Pseudorhaphitoma mamillata

Scientific classification
- Kingdom: Animalia
- Phylum: Mollusca
- Class: Gastropoda
- Subclass: Caenogastropoda
- Order: Neogastropoda
- Superfamily: Conoidea
- Family: Mangeliidae
- Genus: Pseudorhaphitoma
- Species: P. mamillata
- Binomial name: Pseudorhaphitoma mamillata (E. A. Smith, 1888)
- Synonyms: Pleurotoma (Mangilia) mamillata E. A. Smith, 1888 (original combination);

= Pseudorhaphitoma mamillata =

- Authority: (E. A. Smith, 1888)
- Synonyms: Pleurotoma (Mangilia) mamillata E. A. Smith, 1888 (original combination)

Species of gastropod

Pseudorhaphitoma mamillata is a small sea snail, a marine gastropod mollusk which belongs to family Mangeliidae.

==Description==
The length of the shell reaches to 5.3 mm, with a diameter of 2 mm.

The pinkish shell is characterized by a subovate shape, containing 5 whorls.
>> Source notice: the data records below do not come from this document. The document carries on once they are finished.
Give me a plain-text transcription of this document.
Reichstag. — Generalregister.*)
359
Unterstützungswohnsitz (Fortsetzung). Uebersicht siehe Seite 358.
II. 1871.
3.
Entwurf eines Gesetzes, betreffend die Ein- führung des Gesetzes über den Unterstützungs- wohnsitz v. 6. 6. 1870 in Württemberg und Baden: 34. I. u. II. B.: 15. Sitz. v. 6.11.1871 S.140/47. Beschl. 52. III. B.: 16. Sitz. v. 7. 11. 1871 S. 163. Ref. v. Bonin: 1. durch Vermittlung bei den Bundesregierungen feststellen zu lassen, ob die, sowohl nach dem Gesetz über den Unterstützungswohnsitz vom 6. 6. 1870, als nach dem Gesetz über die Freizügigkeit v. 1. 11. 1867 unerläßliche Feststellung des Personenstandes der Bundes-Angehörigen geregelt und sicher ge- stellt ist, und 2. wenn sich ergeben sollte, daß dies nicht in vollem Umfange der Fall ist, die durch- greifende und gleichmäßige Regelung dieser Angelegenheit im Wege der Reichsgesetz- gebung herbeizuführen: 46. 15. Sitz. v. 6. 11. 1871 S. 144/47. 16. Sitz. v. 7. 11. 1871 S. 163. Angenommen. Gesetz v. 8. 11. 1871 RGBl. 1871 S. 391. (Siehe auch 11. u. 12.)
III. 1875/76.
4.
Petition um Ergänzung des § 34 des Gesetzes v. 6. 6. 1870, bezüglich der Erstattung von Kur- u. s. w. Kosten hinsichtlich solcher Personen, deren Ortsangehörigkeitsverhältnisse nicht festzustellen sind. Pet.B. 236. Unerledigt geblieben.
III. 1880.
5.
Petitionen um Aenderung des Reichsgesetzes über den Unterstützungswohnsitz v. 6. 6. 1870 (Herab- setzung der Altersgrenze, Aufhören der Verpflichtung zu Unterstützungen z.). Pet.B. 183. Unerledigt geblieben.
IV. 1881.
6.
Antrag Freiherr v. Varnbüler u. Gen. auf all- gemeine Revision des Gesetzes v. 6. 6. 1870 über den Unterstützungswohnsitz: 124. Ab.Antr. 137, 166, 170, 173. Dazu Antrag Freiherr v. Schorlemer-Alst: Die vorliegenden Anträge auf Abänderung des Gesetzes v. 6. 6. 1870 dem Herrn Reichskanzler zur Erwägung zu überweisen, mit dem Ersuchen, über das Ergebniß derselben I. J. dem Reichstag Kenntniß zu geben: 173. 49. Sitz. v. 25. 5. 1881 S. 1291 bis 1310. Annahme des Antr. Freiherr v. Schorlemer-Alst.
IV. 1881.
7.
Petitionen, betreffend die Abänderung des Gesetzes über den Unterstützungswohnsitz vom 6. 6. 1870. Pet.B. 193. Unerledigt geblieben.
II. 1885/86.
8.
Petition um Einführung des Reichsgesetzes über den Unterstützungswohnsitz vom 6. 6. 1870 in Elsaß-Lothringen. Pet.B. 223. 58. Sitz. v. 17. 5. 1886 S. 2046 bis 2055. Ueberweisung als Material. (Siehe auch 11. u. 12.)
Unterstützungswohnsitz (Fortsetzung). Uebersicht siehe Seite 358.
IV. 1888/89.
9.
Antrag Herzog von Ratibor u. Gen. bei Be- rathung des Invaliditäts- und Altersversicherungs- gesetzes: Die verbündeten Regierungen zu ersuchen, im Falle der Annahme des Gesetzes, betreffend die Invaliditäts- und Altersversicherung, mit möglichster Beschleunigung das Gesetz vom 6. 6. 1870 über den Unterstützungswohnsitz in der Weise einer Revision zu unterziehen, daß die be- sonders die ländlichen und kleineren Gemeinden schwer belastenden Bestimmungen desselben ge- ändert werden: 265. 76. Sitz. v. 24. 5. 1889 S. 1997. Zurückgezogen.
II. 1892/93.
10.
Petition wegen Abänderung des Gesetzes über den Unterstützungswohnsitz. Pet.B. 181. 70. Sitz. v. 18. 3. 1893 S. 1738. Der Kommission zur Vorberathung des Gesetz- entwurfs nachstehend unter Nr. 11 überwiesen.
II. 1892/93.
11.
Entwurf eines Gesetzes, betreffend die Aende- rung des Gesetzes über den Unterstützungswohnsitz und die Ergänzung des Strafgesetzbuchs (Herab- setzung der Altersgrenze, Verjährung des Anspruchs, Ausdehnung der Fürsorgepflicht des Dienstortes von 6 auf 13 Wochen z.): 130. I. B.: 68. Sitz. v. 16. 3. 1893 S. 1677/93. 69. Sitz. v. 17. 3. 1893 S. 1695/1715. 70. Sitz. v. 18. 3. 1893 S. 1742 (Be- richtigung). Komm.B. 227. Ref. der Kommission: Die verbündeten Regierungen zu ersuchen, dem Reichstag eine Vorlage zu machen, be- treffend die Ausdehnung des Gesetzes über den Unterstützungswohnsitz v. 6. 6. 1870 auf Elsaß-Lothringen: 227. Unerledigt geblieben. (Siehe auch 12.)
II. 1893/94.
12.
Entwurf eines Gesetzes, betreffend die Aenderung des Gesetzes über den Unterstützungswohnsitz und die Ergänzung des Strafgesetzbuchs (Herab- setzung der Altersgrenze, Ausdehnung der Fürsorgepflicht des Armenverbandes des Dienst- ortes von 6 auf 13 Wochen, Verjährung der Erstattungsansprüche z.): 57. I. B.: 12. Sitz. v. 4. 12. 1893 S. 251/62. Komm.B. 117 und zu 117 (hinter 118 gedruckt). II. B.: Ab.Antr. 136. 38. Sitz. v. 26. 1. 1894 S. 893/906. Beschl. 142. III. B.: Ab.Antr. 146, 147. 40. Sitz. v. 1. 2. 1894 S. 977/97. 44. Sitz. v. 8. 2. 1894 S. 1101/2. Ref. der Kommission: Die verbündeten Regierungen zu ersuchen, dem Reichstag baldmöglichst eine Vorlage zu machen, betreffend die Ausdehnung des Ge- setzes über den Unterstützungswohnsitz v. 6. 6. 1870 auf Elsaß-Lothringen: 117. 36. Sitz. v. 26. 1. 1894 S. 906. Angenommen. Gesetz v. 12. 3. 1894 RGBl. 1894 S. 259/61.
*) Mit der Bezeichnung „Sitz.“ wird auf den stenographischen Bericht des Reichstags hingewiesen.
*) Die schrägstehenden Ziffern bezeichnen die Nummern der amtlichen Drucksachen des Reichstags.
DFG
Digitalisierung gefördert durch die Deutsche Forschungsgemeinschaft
This shell is very remarkable on account of the large size of its two, convex, papillose protoconch whorls. The others are convex and show 7–8, almost straight and strong ribs extending to the base of the body whorl. These are crossed overall by slight spiral striations, (eight in the body whorl). The aperture is oblong and measures almost one-half of the total length of the shell. The outer lip is strongly incrassate and slightly sinuate. The columella has a slight callus. The siphonal canal is short and narrow.

==Distribution==
It is commonly found in localities of the tropical Indo-West Pacific.